Man kann über den Sinn und Unsinn des „Turbo-Abiturs“ trefflich streiten. Nicht jeder, der der Schulzeitverkürzung damals zugestimmt hat, würde heute noch die Hand dafür heben. Eltern und Schüler leiden darunter, dass der Unterrichtsstoff in acht gymnasiale Jahre gepresst werden musste und im Ganztagsbetrieb wenig Zeit für Sport, Freizeit und Freunde bleibt.

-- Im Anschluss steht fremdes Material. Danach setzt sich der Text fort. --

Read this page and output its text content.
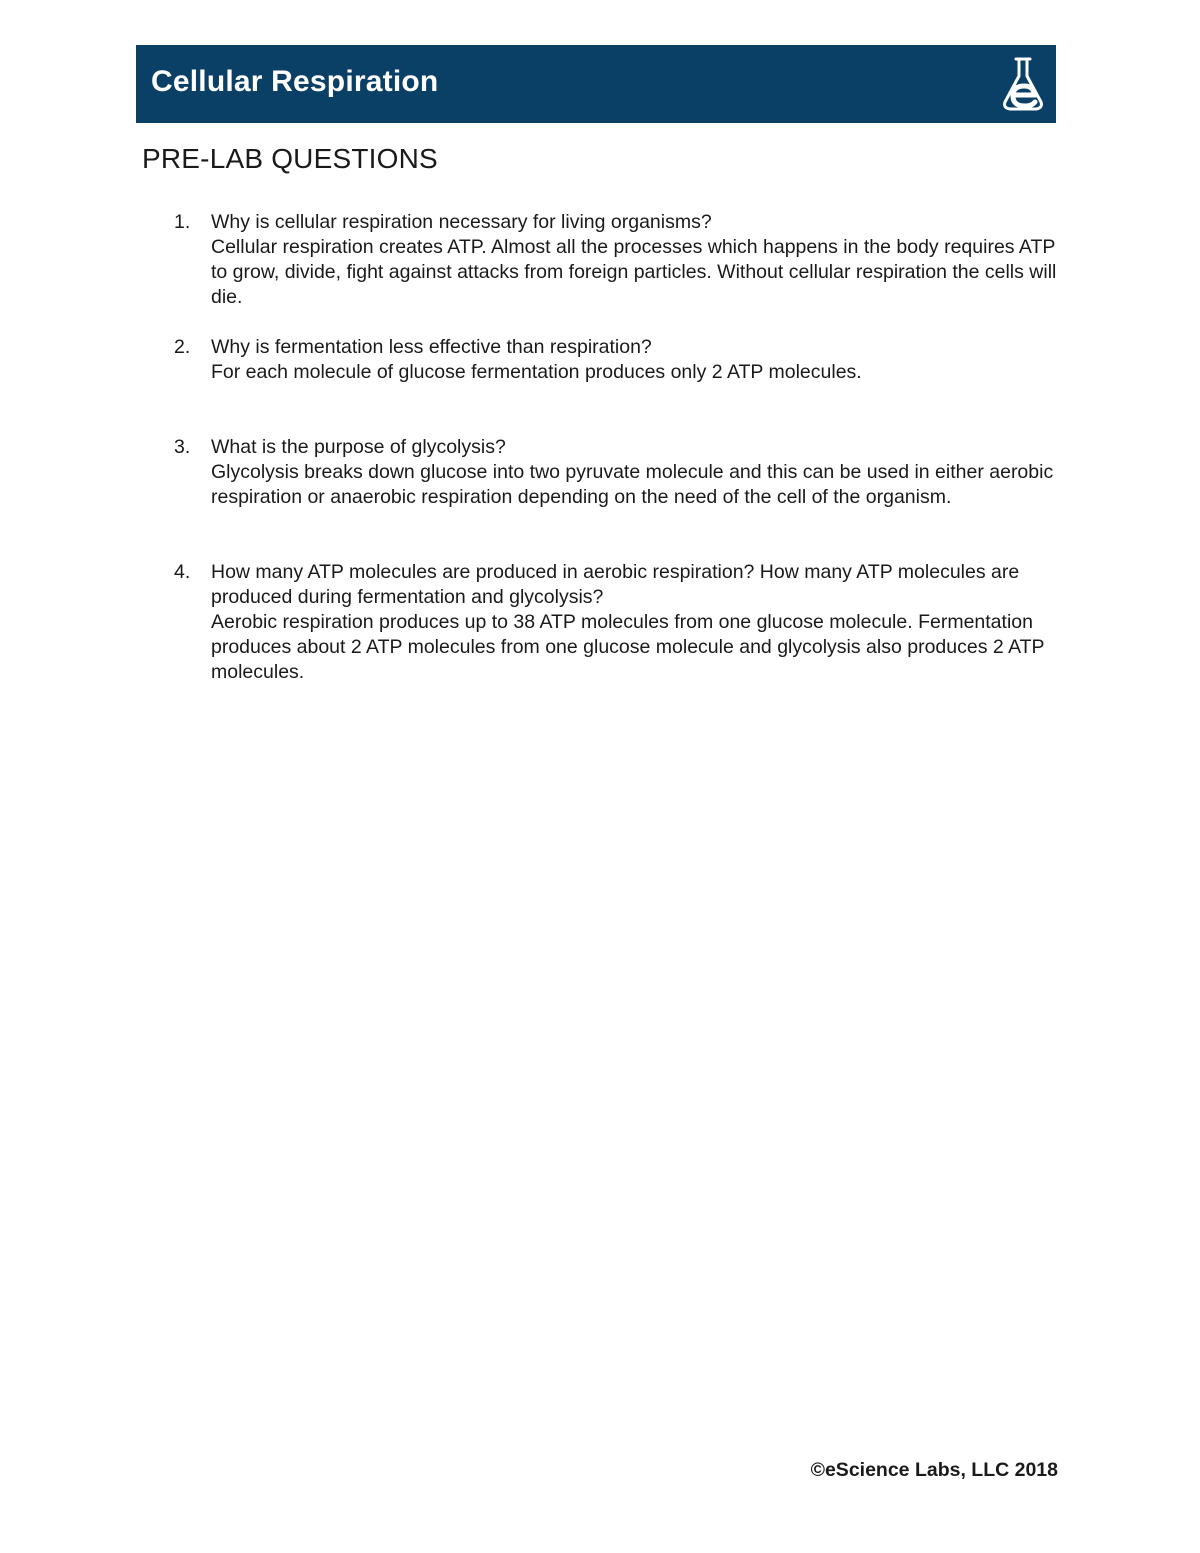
Cellular Respiration
PRE-LAB QUESTIONS
1. Why is cellular respiration necessary for living organisms?
Cellular respiration creates ATP. Almost all the processes which happens in the body requires ATP to grow, divide, fight against attacks from foreign particles. Without cellular respiration the cells will die.
2. Why is fermentation less effective than respiration?
For each molecule of glucose fermentation produces only 2 ATP molecules.
3. What is the purpose of glycolysis?
Glycolysis breaks down glucose into two pyruvate molecule and this can be used in either aerobic respiration or anaerobic respiration depending on the need of the cell of the organism.
4. How many ATP molecules are produced in aerobic respiration? How many ATP molecules are produced during fermentation and glycolysis?
Aerobic respiration produces up to 38 ATP molecules from one glucose molecule. Fermentation produces about 2 ATP molecules from one glucose molecule and glycolysis also produces 2 ATP molecules.
©eScience Labs, LLC 2018
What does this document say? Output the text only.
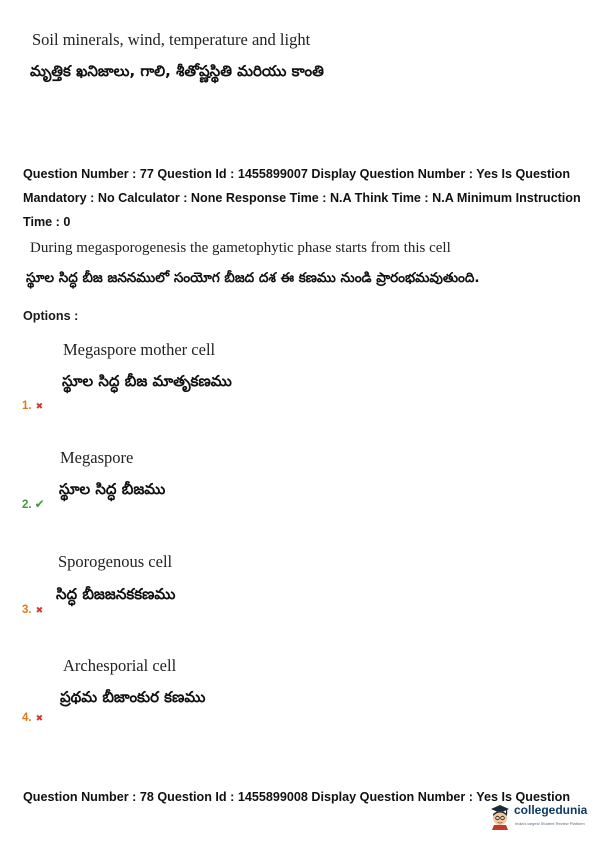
Soil minerals, wind, temperature and light
మృత్తిక ఖనిజాలు, గాలి, శీతోష్ణస్థితి మరియు కాంతి
Question Number : 77 Question Id : 1455899007 Display Question Number : Yes Is Question
Mandatory : No Calculator : None Response Time : N.A Think Time : N.A Minimum Instruction
Time : 0
During megasporogenesis the gametophytic phase starts from this cell
స్థూల సిద్ధ బీజ జననములో సంయోగ బీజద దశ ఈ కణము నుండి ప్రారంభమవుతుంది.
Options :
Megaspore mother cell
స్థూల సిద్ధ బీజ మాతృకణము
1. ✖
Megaspore
స్థూల సిద్ధ బీజము
2. ✔
Sporogenous cell
సిద్ధ బీజజనకకణము
3. ✖
Archesporial cell
ప్రథమ బీజాంకుర కణము
4. ✖
Question Number : 78 Question Id : 1455899008 Display Question Number : Yes Is Question
collegedunia
India's largest Student Review Platform
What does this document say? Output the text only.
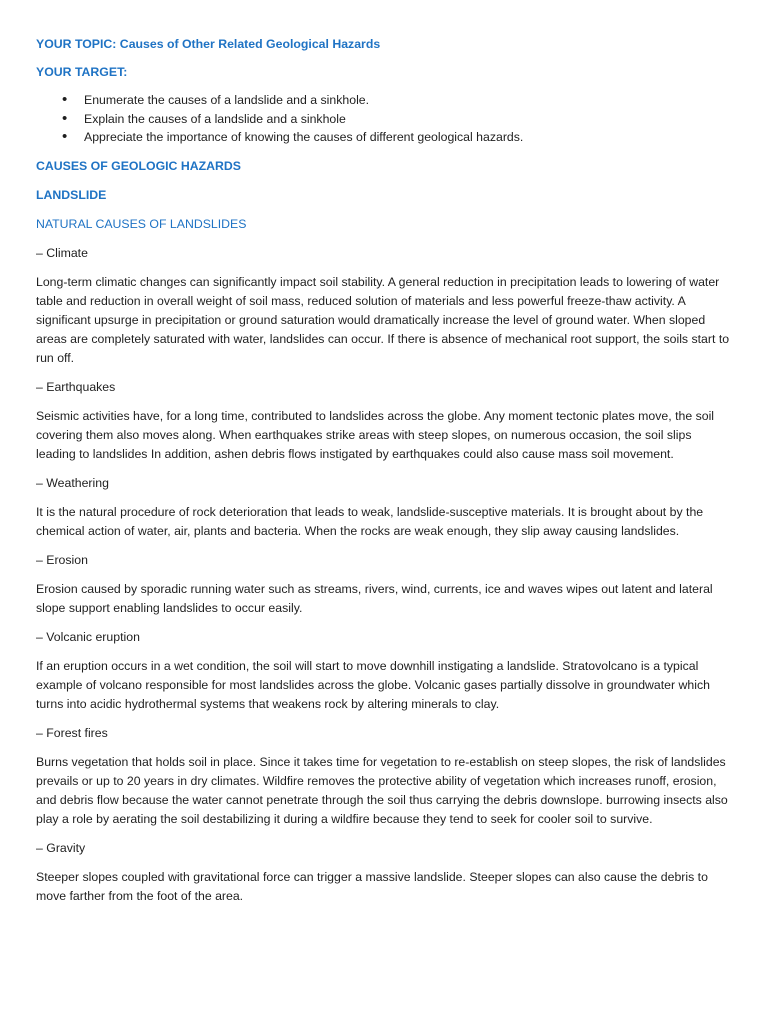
YOUR TOPIC: Causes of Other Related Geological Hazards

YOUR TARGET:

• Enumerate the causes of a landslide and a sinkhole.
• Explain the causes of a landslide and a sinkhole
• Appreciate the importance of knowing the causes of different geological hazards.

CAUSES OF GEOLOGIC HAZARDS

LANDSLIDE

NATURAL CAUSES OF LANDSLIDES

– Climate

Long-term climatic changes can significantly impact soil stability. A general reduction in precipitation leads to lowering of water table and reduction in overall weight of soil mass, reduced solution of materials and less powerful freeze-thaw activity. A significant upsurge in precipitation or ground saturation would dramatically increase the level of ground water. When sloped areas are completely saturated with water, landslides can occur. If there is absence of mechanical root support, the soils start to run off.

– Earthquakes

Seismic activities have, for a long time, contributed to landslides across the globe. Any moment tectonic plates move, the soil covering them also moves along. When earthquakes strike areas with steep slopes, on numerous occasion, the soil slips leading to landslides In addition, ashen debris flows instigated by earthquakes could also cause mass soil movement.

– Weathering

It is the natural procedure of rock deterioration that leads to weak, landslide-susceptive materials. It is brought about by the chemical action of water, air, plants and bacteria. When the rocks are weak enough, they slip away causing landslides.

– Erosion

Erosion caused by sporadic running water such as streams, rivers, wind, currents, ice and waves wipes out latent and lateral slope support enabling landslides to occur easily.

– Volcanic eruption

If an eruption occurs in a wet condition, the soil will start to move downhill instigating a landslide. Stratovolcano is a typical example of volcano responsible for most landslides across the globe. Volcanic gases partially dissolve in groundwater which turns into acidic hydrothermal systems that weakens rock by altering minerals to clay.

– Forest fires

Burns vegetation that holds soil in place. Since it takes time for vegetation to re-establish on steep slopes, the risk of landslides prevails or up to 20 years in dry climates. Wildfire removes the protective ability of vegetation which increases runoff, erosion, and debris flow because the water cannot penetrate through the soil thus carrying the debris downslope. burrowing insects also play a role by aerating the soil destabilizing it during a wildfire because they tend to seek for cooler soil to survive.

– Gravity

Steeper slopes coupled with gravitational force can trigger a massive landslide. Steeper slopes can also cause the debris to move farther from the foot of the area.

Trotzdem würde die von der Elterninitiative geforderte „Rolle rückwärts“ am Gymnasium mehr schaden als nützen. Nach früheren Endlos-Debatten über die Schulstruktur muss endlich Ruhe am Gymnasium einkehren. Nach der Einigung auf das „Turbo-Abitur“ wollen weder Regierung noch Opposition den Streit über acht oder neun Jahre neu entfachen. Die Rückkehr zum G9 in NRW bleibt Illusion. Der Runde Tisch hat die richtige Alternative zur Schulzeitverlängerung gewiesen: Wenn Schüler ganztägig am Gymnasium büffeln, müssen sie bei Hausaufgaben und Klassenarbeiten entlastet werden.

Dass eine Mehrheit der Eltern für die Rückkehr zum längeren Lernen eintritt, sollte die Politik aber nicht auf die leichte Schulter nehmen. Das G8 steht unter Bewährung, die Maßnahmen zur Entschlackung der Lehrpläne müssen umgesetzt werden. Auch ist die Verteilung des Unterrichtstoffs auf Mittel- und Oberstufe neu zu regeln. Die Elterninitiative hat Missstände im G8 aufgedeckt, schießt jetzt mit ihren überzogenen Angriffen auf die Politik aber weit übers Ziel hinaus.